Alors, l'enfant, à un moment donné, va dire : « S'il vous plait, ne vous disputez pas! ». Et là, l'enfant tient le rôle de sauveur à son tour.

Cela illustre le fait que, lorsqu'on se trouve dans le triangle, quand on a endossé l'un des rôles, alors souvent, il faut se préparer à vivre tous les rôles car c'est ainsi que cela marche !

Comment ça marche ?

Cet outil, mis au point par Steve Karpmann, met en jeu trois rôles, tous négatifs :

  • le Persécuteur
  • le Sauveur (sauveteur)
  • la Victime

Ces trois rôles forment un triangle « dramatique ». Ce concept constitue un outil particulièrement efficace de lecture des « scénarios relationnels ». Dès qu'un des trois rôles apparaît chez un interlocuteur, il invite le ou les autres à « entrer dans le triangle » et de ce fait, en situation de dérapage de la communication.
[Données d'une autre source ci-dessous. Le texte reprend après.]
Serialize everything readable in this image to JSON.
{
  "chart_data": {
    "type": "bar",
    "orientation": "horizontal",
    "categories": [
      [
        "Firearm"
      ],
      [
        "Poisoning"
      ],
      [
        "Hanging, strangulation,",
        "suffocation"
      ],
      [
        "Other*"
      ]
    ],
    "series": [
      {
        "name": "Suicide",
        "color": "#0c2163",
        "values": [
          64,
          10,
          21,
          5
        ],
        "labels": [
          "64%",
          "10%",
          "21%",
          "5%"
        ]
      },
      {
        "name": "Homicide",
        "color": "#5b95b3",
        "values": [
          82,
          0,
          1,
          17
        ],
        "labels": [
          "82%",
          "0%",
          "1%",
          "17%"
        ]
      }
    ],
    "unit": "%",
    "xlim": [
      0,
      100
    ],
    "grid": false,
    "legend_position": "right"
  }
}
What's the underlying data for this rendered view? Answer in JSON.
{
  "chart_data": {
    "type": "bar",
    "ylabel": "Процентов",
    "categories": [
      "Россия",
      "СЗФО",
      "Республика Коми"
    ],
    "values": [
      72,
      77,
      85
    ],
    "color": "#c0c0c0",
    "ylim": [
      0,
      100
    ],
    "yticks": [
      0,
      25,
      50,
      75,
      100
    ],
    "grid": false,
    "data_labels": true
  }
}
Pour jouer au triangle dramatique, il suffit parfois d'être deux, voire d’être seul avec l’aide de la « petite voix intérieure », surprenant non ?

Le rôle de Sauveur (sauveteur) :

Il pense : « Moi, je sais ce qui est bon pour toi ». Ou bien: « Je peux faire que tu te sentes bien dans ce que tu fais », dans cette situation l'autre se trouve en situation de dépendance. Pour que le triangle fonctionne, il faut que le partenaire accepte le rôle qui lui est offert : celui de Victime.

Le rôle de Victime :

« Je suis très ennuyé, je ne sais pas quoi faire... » Phrase typique d'une Victime qui cherche un Sauveur. Et le Sauveur répond: « Eh bien, c'est extrêmement simple, tu n'as qu'à faire ceci et cela... »

Nous sommes là au premier degré de dérapage ce qui ne pose pas de problème majeur. Si ce n'est que l'autonomie de l'interlocuteur Victime se trouve amputée et ne l'incite pas à penser par lui-même et à développer ses propres capacités. Cela peut aussi prendre la forme de : « Tu ne me respecte pas … » ou bien encore « La situation fait que je ne peux pas … » ou enfin « Avec la conjoncture … ».
Mais attention il est nécessaire avant de jouer le rôle de sauveur, de bien vérifier ce que la Victime attend, car si nous l’assistons alors qu’il s’agit d’une simple plainte elle va se retourner contre nous et devenir Persécuteur (phrases ci-dessus).

Le rôle de Persécuteur :

Les problèmes importants surgissent si la situation se prolonge. Il se peut que l'un des deux acteurs se lasse, et passe en position de Persécuteur. Il dira par exemple: « Décidément, tu es complètement incompétent. Pas fichu de penser par toi-même ! » Ou bien c'est la Victime qui monte au crédo du Persécuteur et dit: « De toute façon, quoi que tu me dises, cela ne sert à rien. Cela ne marche pas. » A ce moment, le Sauveur passe en position de Victime. Il pense: « Moi, j'essayais simplement de l'aider... » Lorsqu'il y a Persécuteur et Victime, les personnes sont déjà au deuxième degré de dérapage.

Quand nous sommes dans ce triangle, tant que nous n'avons pas une vision claire, nous ne pouvons pas nous en sortir et nous y restons. La rotation des rôles est très classique et engendre une escalade d’agressivité dont on ne peut sortir qu’en quittant la scène.